Above: The Amul brand enjoys tremendous goodwill. It can therefore take on the competition through provocative advertising. Photo: UNI
The case between Amul and Kwality Wall’s shows that winning in court is no substitute for winning hearts and Dr Verghese Kurien’s brand will win hands down
~By Gopinath Menon
In a competitive world, it is not uncommon for players to engage in battles in a playing field, other than marketing. Nine out of ten times, it is the result of a trait called ego. The plaintiff will always be the one who has been a bad loser and will resort to innovative means to curb competing brands from growing their market share. This is not new at all. Companies have been battling competitors for ages for logical or trivial reasons.
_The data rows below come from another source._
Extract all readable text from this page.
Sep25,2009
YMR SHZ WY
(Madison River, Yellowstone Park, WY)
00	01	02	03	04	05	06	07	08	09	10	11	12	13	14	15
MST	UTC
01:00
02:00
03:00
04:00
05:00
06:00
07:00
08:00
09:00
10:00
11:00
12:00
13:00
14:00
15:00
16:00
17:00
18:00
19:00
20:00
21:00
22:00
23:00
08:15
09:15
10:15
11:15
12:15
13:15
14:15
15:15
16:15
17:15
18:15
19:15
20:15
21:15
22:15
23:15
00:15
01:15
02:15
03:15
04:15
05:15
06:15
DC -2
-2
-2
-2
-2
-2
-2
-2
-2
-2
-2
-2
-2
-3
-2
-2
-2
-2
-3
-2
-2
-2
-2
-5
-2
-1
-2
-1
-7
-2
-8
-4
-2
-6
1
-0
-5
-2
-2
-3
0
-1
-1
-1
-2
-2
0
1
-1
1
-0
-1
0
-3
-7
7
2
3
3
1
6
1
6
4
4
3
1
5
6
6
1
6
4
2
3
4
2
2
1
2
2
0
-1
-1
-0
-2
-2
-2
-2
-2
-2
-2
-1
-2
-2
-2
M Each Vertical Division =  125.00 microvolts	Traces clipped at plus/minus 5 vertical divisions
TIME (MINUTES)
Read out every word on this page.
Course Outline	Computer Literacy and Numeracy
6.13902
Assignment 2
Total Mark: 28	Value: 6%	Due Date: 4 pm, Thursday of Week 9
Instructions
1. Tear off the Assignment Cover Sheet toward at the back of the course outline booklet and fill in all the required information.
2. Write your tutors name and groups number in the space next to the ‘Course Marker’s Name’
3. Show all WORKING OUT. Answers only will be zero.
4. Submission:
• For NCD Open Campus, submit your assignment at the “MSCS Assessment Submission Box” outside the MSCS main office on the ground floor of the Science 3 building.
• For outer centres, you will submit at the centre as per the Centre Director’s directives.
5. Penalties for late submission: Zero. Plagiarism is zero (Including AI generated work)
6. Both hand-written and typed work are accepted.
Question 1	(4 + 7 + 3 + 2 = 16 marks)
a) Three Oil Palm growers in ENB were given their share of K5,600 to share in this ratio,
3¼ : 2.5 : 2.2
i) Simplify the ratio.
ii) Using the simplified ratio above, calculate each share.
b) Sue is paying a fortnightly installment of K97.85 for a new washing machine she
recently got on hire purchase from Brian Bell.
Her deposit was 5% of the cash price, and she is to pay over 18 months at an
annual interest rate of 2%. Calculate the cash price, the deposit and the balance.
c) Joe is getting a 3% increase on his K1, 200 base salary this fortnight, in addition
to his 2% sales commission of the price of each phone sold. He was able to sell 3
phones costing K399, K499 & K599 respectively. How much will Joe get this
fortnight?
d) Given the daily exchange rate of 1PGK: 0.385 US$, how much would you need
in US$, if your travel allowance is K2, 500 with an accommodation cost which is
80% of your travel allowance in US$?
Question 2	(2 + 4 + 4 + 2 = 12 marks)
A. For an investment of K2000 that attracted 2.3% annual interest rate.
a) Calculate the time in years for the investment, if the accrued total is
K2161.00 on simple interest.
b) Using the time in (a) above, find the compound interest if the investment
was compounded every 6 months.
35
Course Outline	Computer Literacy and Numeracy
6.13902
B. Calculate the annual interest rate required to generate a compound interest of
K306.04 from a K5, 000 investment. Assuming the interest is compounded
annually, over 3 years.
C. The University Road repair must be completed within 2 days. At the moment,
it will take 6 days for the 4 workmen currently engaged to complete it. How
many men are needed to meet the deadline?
I remember in the late nineties, when I used to work on a world famous soft drink brand, how secretive the company used to be about each executive on the business and how many non-disclosure papers they had to sign before they started working. Although after working for some months when you take a deep breath and let the hysteria die down and think logically, you figure out that both brands are nothing but sugared water with different doses of fizz content. But it was almost like a war, and the passion kept on egging people to get innovative ideas before the competitor could get them. So it was common for gadgets, health drinks, consumer electronics, tyres, etc, to battle it out, sometimes for fame, name and for out-of-court settlements.
To my mind, the case of Amul vs Kwality Wall’s is unnecessary. It seems like a case of bruised ego in the boardroom. The judgment, announced by Bombay High Court may make Kwality Wall’s rejoice, but it would be living in a fool’s paradise if it thinks it can win in the market place. The case is just a battle between vegetable oils and milk fat— two ingredients that classify frozen desserts and ice cream as per Indian laws defined many moons ago. If vegetable oils are used, then it is frozen desserts and if milk fat is used, it is ice cream.
These facts are clearly mentioned on the pack and hence, I do not see anyone misleading the consumers. The fact is that vegetable oil has no cholesterol, whereas milk fat does. Hence, the surprise lies in Kwality Wall’s taking the issue to the courts rather than highlighting the “No Cholesterol” fact in their advertising. This would have cut more ice with the public, which is trying hard to be a more fit nation.
The surprise lies in Kwality Wall’s taking the issue to the courts rather than highlighting the “No Cholesterol” fact in their advertising.
Initially, the Advertising Standard Council of India was approached and it is believed it saw nothing wrong in what Amul was doing and told both parties so. This prompted Unilever to go to Bombay High Court for justice and it did so with all its might. Maybe it was the lineage of Unilever that was hurting them—the lineage of its brand Dalda becoming synonymous with Vanaspati (hydrogenated vegetable oil) which was seen as an alternative to pure ghee. It never quite achieved that status as it was perceived only as a poor man’s ghee.
The Bombay High Court has pronounced its verdict, but by then, Amul had made its point loud and clear. My experience says that the consumer psyche will help Amul even more now. The logic is simple. The summer heat is at its peak in the country which will ensure that the craving for ice cream will be on an upward swing. One seldom scans the pack for the ingredients used before buying as the brand choice is made with the heart and not with the head. It is here that Amul will win hands down.
Unilever is a great company with many fascinating brands which are household names, but it is still seen as a foreign company making money in India. One can seldom think of a foreign multinational involved in helping society or the deprived to build social capital.
Amul, on the other hand, has a lineage of touching millions of lives in a positive, healthy and progressive way. It was a milk revolution started by the legendary Dr Verghese Kurien five decades ago which helped thousands of dairy farmers and millions of households prosper with pride. This is the big difference that Kurien inculcated in the Gujarat Cooperative Milk Manufacturing Federation—community development, interactivity and participation in progress. This is rare in the corporate world even today.
Post the success of Amul in the seventies, many states set up similar federations but few saw success as the integrity and purpose was missing. Kurien, who had a successful career abroad, had given up everything to come and live in the then dusty town of Anand, and to change the lives of millions of farmers in times to come. It was a small movement with select dairy farmers that became a revolution and is now part of folklore.
The advertising that was done via the Amul topical cartoons have contributed significantly. Finally the brand stance as Amul: The Taste of India. These are challenges that Unilever will seldom be able to stand up against and that’s the market reality.
Amul is a case study that is now taught in business schools. These are nuggets that iconic brands are made of and no multinational with all its muscle can erase this from the hearts and minds of people. But yes, lawyers on both sides will laugh all the way to the bank.